Notice of Privacy Practices
THIS NOTICE DESCRIBES HOW MEDICAL INFORMATION ABOUT YOU MAY BE USED AND DISCLOSED AND HOW YOU CAN GET ACCESS TO THIS INFORMATION. PLEASE READ IT CAREFULLY.
We are committed to protecting medical, billing and other information about you. We create a record of the care and services you receive at or by Murphy Pain Center. We need this record to provide you with quality care and to comply with certain legal requirements. This Notice will tell you about the ways in which we use and disclose information about you. It also describes your rights and our duties regarding the use and disclosure of your information. We reserve the right to change this Notice and make the revised or changed Notice effective for medical information we already have about you, as well as any information we receive in the future. We will post a copy of the current Notice. We are required by law to maintain the privacy of medical information that identifies you, give you this Notice of our legal duties and privacy practices, and follow the terms of our most current Privacy Notice.
Eff. 12/17/07
Use & Disclosure of Information About You: The following categories describe different ways that we are permitted to use & disclose medical information. These examples are not exhaustive.
For Treatment. We may use your medical information to provide, coordinate, or manage your health care. We may disclose your medical information to employees, students, volunteers, physicians, other health care providers, and other individuals who are involved in providing treatment to you.
For Payment. We may use & disclose information about you so that the treatment and services you receive may be billed & payment may be collected from you, an insurance company or a third party.

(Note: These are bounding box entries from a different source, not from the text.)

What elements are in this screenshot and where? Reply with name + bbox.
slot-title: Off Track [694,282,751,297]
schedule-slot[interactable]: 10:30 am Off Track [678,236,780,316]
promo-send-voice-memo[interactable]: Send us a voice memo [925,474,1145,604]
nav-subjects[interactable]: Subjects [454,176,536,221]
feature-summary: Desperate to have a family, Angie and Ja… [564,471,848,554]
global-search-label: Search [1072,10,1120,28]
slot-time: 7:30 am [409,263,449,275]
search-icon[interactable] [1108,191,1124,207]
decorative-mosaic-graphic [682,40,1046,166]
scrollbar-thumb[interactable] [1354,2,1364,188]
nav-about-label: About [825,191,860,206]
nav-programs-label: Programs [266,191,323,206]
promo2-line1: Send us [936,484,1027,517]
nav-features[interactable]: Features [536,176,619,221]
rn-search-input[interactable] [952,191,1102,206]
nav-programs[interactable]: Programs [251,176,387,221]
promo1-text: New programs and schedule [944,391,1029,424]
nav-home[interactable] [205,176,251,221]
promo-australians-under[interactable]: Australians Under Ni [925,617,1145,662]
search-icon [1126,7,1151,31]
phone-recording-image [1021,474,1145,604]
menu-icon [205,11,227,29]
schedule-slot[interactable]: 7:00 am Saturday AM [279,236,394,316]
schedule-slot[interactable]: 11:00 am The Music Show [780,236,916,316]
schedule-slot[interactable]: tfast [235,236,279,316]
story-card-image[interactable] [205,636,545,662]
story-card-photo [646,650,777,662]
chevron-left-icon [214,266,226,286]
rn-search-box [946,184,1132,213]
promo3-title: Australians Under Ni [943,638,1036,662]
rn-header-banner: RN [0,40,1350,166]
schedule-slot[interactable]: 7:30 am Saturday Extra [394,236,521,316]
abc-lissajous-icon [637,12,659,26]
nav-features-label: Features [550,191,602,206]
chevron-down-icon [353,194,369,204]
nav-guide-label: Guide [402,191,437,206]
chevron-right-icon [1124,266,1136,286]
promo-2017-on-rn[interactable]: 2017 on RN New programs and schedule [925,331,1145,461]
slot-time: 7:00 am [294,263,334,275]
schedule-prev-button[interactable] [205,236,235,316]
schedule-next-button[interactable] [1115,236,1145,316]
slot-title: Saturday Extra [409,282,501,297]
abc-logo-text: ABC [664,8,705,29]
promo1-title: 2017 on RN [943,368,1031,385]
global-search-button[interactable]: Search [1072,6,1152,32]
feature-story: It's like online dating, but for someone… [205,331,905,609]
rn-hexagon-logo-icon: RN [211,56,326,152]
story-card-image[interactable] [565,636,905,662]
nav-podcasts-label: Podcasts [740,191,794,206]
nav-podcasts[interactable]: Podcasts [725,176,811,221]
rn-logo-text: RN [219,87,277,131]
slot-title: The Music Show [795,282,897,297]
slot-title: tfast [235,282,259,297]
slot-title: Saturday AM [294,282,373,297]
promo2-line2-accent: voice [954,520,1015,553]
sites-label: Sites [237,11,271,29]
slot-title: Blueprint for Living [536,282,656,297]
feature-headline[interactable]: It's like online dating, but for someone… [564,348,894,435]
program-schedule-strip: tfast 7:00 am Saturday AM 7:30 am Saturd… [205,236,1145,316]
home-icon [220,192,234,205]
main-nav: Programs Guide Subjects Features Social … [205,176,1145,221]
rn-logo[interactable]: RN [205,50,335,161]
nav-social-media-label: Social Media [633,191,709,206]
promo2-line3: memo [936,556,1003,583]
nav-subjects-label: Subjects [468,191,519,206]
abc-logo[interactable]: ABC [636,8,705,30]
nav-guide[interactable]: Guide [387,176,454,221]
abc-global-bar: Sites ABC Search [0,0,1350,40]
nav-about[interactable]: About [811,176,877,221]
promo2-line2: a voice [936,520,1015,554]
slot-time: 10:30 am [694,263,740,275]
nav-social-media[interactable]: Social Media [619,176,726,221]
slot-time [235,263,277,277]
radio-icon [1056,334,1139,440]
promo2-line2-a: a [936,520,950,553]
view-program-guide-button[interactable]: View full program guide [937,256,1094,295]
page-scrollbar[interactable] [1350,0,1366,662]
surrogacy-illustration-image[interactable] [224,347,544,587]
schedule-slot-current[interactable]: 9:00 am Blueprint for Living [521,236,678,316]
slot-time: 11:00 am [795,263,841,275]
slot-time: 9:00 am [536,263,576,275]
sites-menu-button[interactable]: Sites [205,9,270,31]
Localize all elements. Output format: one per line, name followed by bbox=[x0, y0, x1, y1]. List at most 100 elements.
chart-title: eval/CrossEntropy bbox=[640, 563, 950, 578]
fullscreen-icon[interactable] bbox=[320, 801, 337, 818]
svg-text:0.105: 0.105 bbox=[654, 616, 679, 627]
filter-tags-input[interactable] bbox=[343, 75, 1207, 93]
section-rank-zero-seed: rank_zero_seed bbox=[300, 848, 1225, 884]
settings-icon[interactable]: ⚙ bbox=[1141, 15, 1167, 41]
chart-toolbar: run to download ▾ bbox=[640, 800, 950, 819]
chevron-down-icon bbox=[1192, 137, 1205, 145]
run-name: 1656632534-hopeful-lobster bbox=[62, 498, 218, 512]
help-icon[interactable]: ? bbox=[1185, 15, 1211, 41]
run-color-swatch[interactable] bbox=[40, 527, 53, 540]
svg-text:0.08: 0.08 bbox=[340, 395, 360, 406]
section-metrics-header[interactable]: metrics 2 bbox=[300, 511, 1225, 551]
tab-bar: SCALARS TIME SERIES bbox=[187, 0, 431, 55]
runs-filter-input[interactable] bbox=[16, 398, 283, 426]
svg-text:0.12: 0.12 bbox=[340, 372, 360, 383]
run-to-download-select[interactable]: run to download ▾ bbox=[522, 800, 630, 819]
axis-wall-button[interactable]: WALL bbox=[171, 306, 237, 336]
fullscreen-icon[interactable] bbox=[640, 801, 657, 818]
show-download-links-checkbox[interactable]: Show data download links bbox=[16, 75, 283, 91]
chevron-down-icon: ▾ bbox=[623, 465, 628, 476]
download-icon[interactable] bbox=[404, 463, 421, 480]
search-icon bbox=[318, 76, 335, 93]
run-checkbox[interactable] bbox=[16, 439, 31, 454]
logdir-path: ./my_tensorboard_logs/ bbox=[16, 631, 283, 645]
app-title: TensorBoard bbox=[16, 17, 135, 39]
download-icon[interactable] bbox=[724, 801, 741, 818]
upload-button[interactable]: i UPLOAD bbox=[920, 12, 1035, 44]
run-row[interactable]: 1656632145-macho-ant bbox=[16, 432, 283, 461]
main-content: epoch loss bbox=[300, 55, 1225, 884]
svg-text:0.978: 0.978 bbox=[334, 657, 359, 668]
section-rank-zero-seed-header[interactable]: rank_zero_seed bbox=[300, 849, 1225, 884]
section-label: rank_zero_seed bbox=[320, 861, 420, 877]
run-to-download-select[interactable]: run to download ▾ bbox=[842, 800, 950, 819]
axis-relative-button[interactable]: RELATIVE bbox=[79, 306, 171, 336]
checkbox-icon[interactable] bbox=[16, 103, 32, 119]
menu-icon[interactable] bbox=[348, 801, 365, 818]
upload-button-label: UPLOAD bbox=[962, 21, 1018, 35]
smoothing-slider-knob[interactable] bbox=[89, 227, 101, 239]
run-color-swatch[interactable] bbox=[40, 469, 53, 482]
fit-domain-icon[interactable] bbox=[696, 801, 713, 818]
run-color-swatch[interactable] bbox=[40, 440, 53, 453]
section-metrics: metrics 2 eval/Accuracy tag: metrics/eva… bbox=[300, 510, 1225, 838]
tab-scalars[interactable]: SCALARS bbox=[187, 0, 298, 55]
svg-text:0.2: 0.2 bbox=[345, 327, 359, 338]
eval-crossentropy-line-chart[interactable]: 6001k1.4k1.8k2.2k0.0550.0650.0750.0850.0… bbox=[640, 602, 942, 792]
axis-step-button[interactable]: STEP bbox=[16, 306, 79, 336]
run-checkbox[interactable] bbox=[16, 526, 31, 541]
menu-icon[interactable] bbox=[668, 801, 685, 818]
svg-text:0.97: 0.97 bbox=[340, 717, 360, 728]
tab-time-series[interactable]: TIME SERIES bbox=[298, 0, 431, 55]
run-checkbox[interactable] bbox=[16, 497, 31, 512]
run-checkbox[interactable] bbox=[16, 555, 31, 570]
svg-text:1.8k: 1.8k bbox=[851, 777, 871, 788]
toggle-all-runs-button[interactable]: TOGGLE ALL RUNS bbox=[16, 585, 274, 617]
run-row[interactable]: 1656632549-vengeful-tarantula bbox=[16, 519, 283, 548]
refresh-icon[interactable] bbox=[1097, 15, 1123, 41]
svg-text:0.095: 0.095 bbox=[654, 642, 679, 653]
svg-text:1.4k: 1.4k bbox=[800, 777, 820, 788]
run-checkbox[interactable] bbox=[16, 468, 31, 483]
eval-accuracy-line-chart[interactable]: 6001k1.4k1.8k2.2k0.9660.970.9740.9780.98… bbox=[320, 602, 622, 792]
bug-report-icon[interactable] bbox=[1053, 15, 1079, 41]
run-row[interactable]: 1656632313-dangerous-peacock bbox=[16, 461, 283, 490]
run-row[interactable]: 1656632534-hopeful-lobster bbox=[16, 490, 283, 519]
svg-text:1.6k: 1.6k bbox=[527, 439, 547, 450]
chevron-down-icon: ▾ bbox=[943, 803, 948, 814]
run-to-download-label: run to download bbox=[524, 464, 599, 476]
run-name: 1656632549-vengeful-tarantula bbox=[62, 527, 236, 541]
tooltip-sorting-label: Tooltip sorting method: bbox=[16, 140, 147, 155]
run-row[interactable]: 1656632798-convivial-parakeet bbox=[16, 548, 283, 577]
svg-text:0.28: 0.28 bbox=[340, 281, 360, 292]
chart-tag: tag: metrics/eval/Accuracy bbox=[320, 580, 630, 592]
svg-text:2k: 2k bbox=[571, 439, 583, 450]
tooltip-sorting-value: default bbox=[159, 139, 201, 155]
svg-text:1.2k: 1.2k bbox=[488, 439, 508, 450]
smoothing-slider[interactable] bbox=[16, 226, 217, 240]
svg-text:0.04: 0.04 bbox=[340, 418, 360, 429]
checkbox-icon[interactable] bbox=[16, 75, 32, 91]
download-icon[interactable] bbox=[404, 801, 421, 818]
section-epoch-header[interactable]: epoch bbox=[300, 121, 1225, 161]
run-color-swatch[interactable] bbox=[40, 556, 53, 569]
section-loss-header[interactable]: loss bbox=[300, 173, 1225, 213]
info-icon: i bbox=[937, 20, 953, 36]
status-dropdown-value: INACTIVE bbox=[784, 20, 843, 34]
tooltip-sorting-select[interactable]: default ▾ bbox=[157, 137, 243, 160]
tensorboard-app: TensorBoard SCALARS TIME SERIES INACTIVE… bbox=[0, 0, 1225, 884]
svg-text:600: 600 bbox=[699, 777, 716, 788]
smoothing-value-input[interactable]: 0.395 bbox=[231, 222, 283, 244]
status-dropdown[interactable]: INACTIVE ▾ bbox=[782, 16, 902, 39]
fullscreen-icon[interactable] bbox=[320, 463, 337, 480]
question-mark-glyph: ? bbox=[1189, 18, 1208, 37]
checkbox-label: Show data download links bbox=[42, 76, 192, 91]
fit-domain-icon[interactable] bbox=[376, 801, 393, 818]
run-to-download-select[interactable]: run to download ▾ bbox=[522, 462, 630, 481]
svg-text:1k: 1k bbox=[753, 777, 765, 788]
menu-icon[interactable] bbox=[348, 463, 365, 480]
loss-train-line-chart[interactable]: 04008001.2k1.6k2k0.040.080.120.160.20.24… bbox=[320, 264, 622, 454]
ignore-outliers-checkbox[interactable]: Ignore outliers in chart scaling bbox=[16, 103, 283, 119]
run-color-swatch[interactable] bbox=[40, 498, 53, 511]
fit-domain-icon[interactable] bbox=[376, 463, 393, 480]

For Health Care Operations. We may use & disclose information about you for health care operations. These uses & disclosures are necessary to provide quality health care and to support the daily activities related to health care. These activities include but are not limited to investigations, oversight or staff performance reviews, conducting or arranging for other health related activities, underwriting & other insurance-related activities, business planning or development, & internal grievance resolution.
Appointment Reminders. We may use & disclose your information to remind you of an appointment with us.
Business Associates. We may use & disclose your information with third party “business associates” that perform various activities, such as, transcription services.
As Required By Law. We will disclose information about you when required or authorized by law.
To Avert a Serious Threat to Health or Safety. We may use & disclose information about you when necessary to prevent a serious threat to your health & safety or the health & safety of the public or another person. Such disclosure would be to the target of the threat or to someone able to help prevent the threat.
Your Rights Regarding Information About You:
Right of Access. You have the right to inspect & obtain a copy of information that we maintain about you. We may deny your request to inspect or obtain a copy in certain limited circumstances. If you are denied access to information, you may request that the denial be reviewed in certain circumstances.
Right to Amend. If you feel that information we have about you is incorrect or incomplete, you may ask us to amend the information. To request an amendment, you must submit a written request, along with a reason that supports your request. We may deny your request if you ask us to amend information that was not created by us, is not part of the information that you would be permitted to inspect & copy; or is already accurate & complete as originally stated.
Right to Receive an Accounting. You have the right to request an accounting of certain disclosures made by us. This right applies to disclosures for purposes other than treatment,payment or healthcare operations as described in this Notice. It excludes disclosures we may have made to your, to family members or friends involved in your care, or for notification purposes.
Right to Request Restrictions. You have the right to request a restriction or limitation on the information we use or disclose about you for treatment, payment or healthcare operations. You also have the right to request a limit on the information we disclose to someone who is involved in your care, like a family member or friend. Your request must be in writing, must state the specific restriction requested & to whom the restriction you want to apply. We will comply with your request unless the information is needed for emergency treatment.
Right to Request Confidential Communications. You have the right to request that we communicate with you about medical matters in a certain way or at a certain location. You must make your request in writing. Right to a Paper Copy of This Notice. You have the right to obtain a paper copy of this Notice.
Other Uses of Medical Information:
Other uses & disclosures of information not covered by this Notice or the laws that apply to us will be made only with your signing an authorization form.
You may contact our Privacy Contact, Debbie at 502-736-2901 if you have any questions about this Notice. If you believe your privacy rights have been violated, you may contact the Department of Health & Human Services. Youwill not be penalized for filing a complaint.